IHS hosts renowned genealogist Tony Burroughs on Saturday, May 21, from 10 a.m. to noon at the Eugene and Marilyn Glick Indiana History Center. The Six Phases of African-American Genealogy are what Burroughs has identified as the building blocks of African-American family history research.
Because researchers do not get far only entering family names in Google, they must understand what types of records to seek out first, as well as the obstacles and complexities associated with African-American research. Recognizing the challenges and establishing strong building blocks leads to successes that can be built upon. This program illustrates an overview of the six phases, pointing out methods and sources for each, and progresses from beginning to advanced research.

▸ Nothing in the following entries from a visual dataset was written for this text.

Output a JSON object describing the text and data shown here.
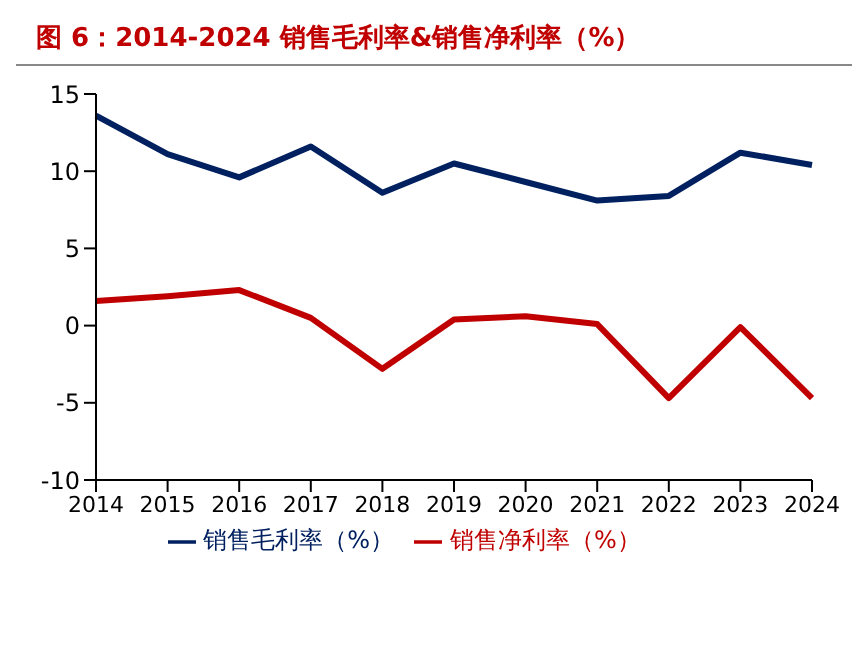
{
  "chart_data": {
    "type": "line",
    "title": "图 6：2014-2024 销售毛利率&销售净利率（%）",
    "categories": [
      "2014",
      "2015",
      "2016",
      "2017",
      "2018",
      "2019",
      "2020",
      "2021",
      "2022",
      "2023",
      "2024"
    ],
    "series": [
      {
        "name": "销售毛利率（%）",
        "color": "#002060",
        "values": [
          13.6,
          11.1,
          9.6,
          11.6,
          8.6,
          10.5,
          9.3,
          8.1,
          8.4,
          11.2,
          10.4
        ]
      },
      {
        "name": "销售净利率（%）",
        "color": "#c00000",
        "values": [
          1.6,
          1.9,
          2.3,
          0.5,
          -2.8,
          0.4,
          0.6,
          0.1,
          -4.7,
          -0.1,
          -4.7
        ]
      }
    ],
    "ylim": [
      -10,
      15
    ],
    "yticks": [
      -10,
      -5,
      0,
      5,
      10,
      15
    ],
    "grid": false,
    "legend": "bottom",
    "marker": "none",
    "line_style": "solid"
  }
}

Burroughs taught genealogy at Chicago State University for 15 years. He is the author of Black Roots: A Beginner?s Guide to Tracing the African American Family Tree and has consulted on genealogies for Rev. Al Sharpton (connecting his ancestors to those of the late U.S. Senator Strom Thurmond), Oprah Winfrey and African American Lives 2 on PBS. He received the Distinguished Service Award from the National Genealogical Society and is a fellow of the Utah Genealogical Association.
Cost for the class is $10, and $8 for IHS members. Admission to the Indiana Experience on May 21 is complimentary for class attendees, who are also invited to an afternoon screening of the new WFYI documentary Freedom Riders in the Basile Theater at 1:30 p.m. Participants are eligible for two general Library Education Units (LEUs).